Das lauschige, gemeinsame Glas Wein am Abend muss auch in Fernbeziehungen nicht länger fehlen: Forscher vom Massachusetts Institute of Technology (MIT) in Boston haben Weingläser entwickelt, die über flüssige Sensoren, LED-Anzeigen und drahtlose Verbindungen - etwa das Satelliten-gestützte System...
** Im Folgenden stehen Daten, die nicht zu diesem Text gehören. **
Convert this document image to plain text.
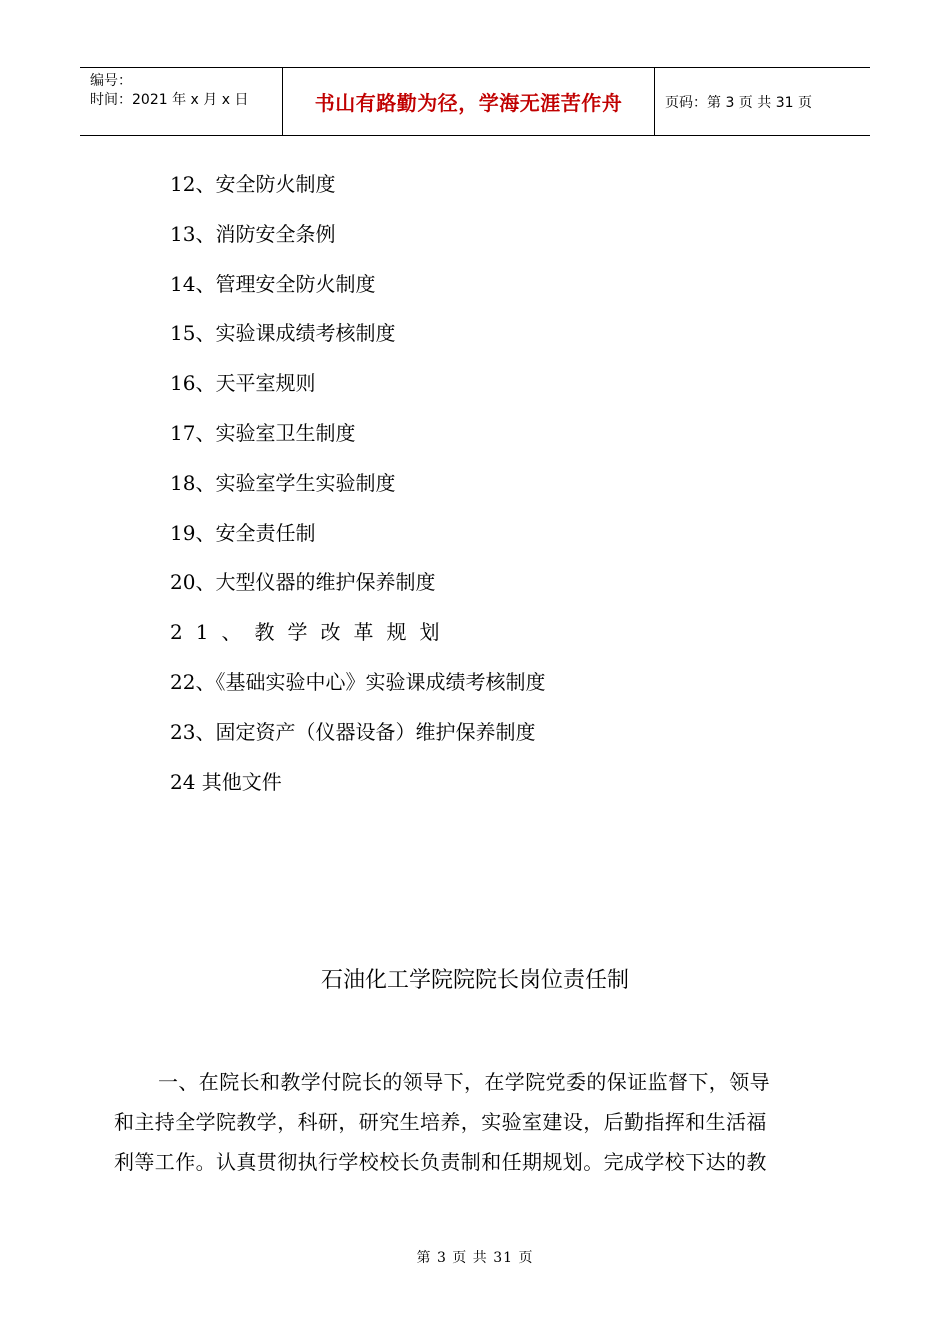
编号：
时间：2021 年 x 月 x 日	书山有路勤为径，学海无涯苦作舟	页码：第 3 页 共 31 页
12、安全防火制度
13、消防安全条例
14、管理安全防火制度
15、实验课成绩考核制度
16、天平室规则
17、实验室卫生制度
18、实验室学生实验制度
19、安全责任制
20、大型仪器的维护保养制度
21、教学改革规划
22、《基础实验中心》实验课成绩考核制度
23、固定资产（仪器设备）维护保养制度
24 其他文件
石油化工学院院院长岗位责任制
一、在院长和教学付院长的领导下，在学院党委的保证监督下，领导
和主持全学院教学，科研，研究生培养，实验室建设，后勤指挥和生活福
利等工作。认真贯彻执行学校校长负责制和任期规划。完成学校下达的教
第 3 页 共 31 页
dpa LONDON. Das lauschige, gemeinsame Glas Wein am Abend muss auch in Fernbeziehungen nicht länger fehlen: Forscher vom Massachusetts Institute of Technology (MIT) in Boston haben Weingläser entwickelt, die über flüssige Sensoren, LED-Anzeigen und drahtlose Verbindungen - etwa das Satelliten-gestützte System Gprs - miteinander kommunizieren können.

Führt ein Partner sein Glas zum Mund, beginnt das Glas des anderen in warmen Rot zu leuchten - egal wie weit die beiden voneinander entfernt sind. Das berichtet das britische Fachjournal „New Scientist“ in seiner jüngsten Ausgabe (Nr. 2 542, S. 25).

Jackie Lee und Hyemin Chung, Experten für Mensch-Computer- Interaktionen, glauben, dass das gemeinsame Trinken wichtig für die Partnerbindung ist - und dass dies auch über Distanzen funktioniert. Die Technologie, die auch benutzt werden kann, um die Flüssigkeitszufuhr älterer Patienten aus der Ferne zu kontrollieren, soll im April auf einer Fachkonferenz über die Interaktion von Mensch und Computer (CHI 2006) in Montréal vorgestellt werden.